I've just applied for the Blackburn job.
Dear Sirs
Having watched events at your club unfold this year, I feel the time is right to formally contact Blackburn Rovers with an application for the vacant managerial role.
Let me dive right in and say from the off that I am a solid 'yes' man who will administer said managerial duties to your exacting desire. You are clearly on a dreadful run of luck, with the five free thinkers you've employed this season making a mockery, in my opinion, of modern football management. Feel comforted that I have never had a thought in my life that wasn't first approved by my mother or lately; my wife.
But I digress, and talk is cheap. Let us rush into my managerial experience with gay abandon. I have held only one job in football management (loyalty), a three year stint at Mid Essex Division Two outfit; Horndon-on-the-Hill. I might add, Horndon were languishing in Division Three when I initially came to the role (by way of our ex player manager having resigned mid match after beating up our left back). A good man, no doubt, but the poor chap was just not up to the pressures of Mid Essex football.
When I took the reins at Horndon, we were an elderly side, with 12/16 of our squad well into their thirties, and one fella (Gary) still embracing a rotational role at the age of Sixty two. Football is a young man's game, and with this in mind, I was forced from the off to dabble in the transfer market. Having played out the remainder of the first season to an honourable mid table finish, I set about the revolution of turning this team into a young, mean, lean fighting machine by calling as many of my mates in their early twenties as possible and cruelly blackmailing them into playing for me; for like Sir Alex, victory is my only concern, personal feelings are for losers.
Now I can almost hear you saying to yourself, 'Dave, how did you manage to get rid of all that dead wood in your squad free of cost?' Easy, I changed my phone number, and only gave it to the few oldies I wanted to keep; Gary included. For, as well as youth, a little experience is essential when building a non league dynasty.

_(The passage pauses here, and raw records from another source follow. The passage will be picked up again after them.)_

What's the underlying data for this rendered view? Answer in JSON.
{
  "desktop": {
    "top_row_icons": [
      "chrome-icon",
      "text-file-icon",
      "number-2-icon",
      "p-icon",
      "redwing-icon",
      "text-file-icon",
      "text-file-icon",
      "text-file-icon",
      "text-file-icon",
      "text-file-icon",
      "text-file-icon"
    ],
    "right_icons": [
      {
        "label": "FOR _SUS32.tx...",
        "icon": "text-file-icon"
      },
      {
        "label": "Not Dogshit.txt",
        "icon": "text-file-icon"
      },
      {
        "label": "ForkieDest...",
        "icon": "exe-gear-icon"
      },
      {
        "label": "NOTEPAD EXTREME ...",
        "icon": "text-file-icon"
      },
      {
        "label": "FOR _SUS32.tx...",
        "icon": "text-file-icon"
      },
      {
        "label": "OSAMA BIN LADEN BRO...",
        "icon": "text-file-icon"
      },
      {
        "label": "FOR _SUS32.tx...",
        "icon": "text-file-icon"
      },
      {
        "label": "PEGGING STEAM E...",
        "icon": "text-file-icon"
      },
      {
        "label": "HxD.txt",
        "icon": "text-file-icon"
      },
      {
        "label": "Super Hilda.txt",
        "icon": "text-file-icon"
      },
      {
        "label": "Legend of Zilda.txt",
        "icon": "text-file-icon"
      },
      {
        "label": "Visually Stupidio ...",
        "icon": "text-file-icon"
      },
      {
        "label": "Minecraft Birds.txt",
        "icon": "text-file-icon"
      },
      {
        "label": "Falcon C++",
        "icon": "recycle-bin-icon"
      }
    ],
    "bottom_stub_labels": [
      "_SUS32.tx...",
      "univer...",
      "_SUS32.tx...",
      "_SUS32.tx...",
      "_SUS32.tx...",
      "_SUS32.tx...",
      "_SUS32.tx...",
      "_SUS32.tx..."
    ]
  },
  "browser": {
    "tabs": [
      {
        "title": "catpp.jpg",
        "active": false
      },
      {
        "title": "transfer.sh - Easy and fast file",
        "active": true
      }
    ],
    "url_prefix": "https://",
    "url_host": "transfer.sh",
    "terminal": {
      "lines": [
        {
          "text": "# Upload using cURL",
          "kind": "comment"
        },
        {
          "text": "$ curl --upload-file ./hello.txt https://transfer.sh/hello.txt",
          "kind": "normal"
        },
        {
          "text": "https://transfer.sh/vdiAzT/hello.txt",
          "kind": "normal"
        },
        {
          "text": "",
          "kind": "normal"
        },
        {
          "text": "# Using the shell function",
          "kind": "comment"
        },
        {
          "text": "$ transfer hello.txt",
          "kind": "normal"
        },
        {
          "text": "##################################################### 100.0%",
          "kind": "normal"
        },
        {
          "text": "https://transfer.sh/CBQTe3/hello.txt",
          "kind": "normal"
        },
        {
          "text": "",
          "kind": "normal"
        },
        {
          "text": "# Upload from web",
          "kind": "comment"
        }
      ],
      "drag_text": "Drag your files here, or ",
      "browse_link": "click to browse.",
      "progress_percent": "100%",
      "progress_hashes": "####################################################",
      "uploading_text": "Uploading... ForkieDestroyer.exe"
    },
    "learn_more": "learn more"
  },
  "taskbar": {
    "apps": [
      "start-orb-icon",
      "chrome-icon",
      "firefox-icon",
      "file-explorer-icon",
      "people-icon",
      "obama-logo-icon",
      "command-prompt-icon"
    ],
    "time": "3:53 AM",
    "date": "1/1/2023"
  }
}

Having put the majority of my squad together with no cost, I set about putting trophies in the club house Argos cabinet ASAP. Still feeling a couple of players short, I targeted Cup success as the quickest way to glory and in turn attracting more players befitting my standards. To my surprise we ripped the league apart in the first three months, spearheaded by Serbian wizard, Denis (he wasn't actually a bona fide wizard to the best of my knowledge). We played a revolutionary 3-2-3-2 formation, with the ability to switch to 4-4-2 and more rigidity at five minutes notice. Along with league dominance we also breezed through the early rounds of the Essex Cup and the inferior League Cup. Essex domination proved a step too far on this occasion and we roundly taken down by some inbred team from Colchester.
Our league form continued unabated until February, when we met title challengers (name forgotten), in a violent encounter that we managed to win 6-2. I knew I'd prepared the team well, but was still amazed at our brilliance on the day. The problem with this game, came not in the result, but in manner in which the opposing teams right back literally tried to bite the ears off several of my players during an old fashioned 'all off' after the final whistle. We were never the same team after that horrifying day; thoughts of which still chill my blood.
We scrapped home to promotion as runners up, missing out on the title on the final day of the season to our aforementioned rivals 8-0. Unsurprisingly we were nursing several injuries that week and I was forced to play Gary left wing, in a sacrificial lamb type role, against the most violent right back ever to grace the game. A League Cup Final appearance added to what had been a successful first full season in management.
The next season was strictly a case of finding our feet in a league somewhat stronger than the one below. Although being in the top four for a great deal of the season, we couldn't quite make it over the line. It was at this point that, utterly exhausted, like Pep Guardiola, I felt the time was right to take a sabbatical and spend more time with my family; whilst exploring art and culture in order to come back a better, shrewder man manager.
In terms of transfer kitty, I wont require a hefty budget, preferring instead to inspire local young talent with the majesty of my cultural knowledge. I'd be happy to work for £5,000 per week in an effort to trim club costs and therefore make it easier to keep ticket prices down for the people who make football what it is; corporate day trippers.
My only request at this stage is that you reply to this application between the hours of 6-8AM, for it will make it easier to keep it from my wife. I've yet to break the news to her that we may be relocating to Lancashire in the new future.
If I should be successful in this application, I will be available to start the day after the final game of this season, for I will accept no unnecessary relegations on my CV. Also, I won't be able to keep David Dunn. It's a policy of mine never to field a player most famous for tripping over a ball whilst attempting to be a flash *******.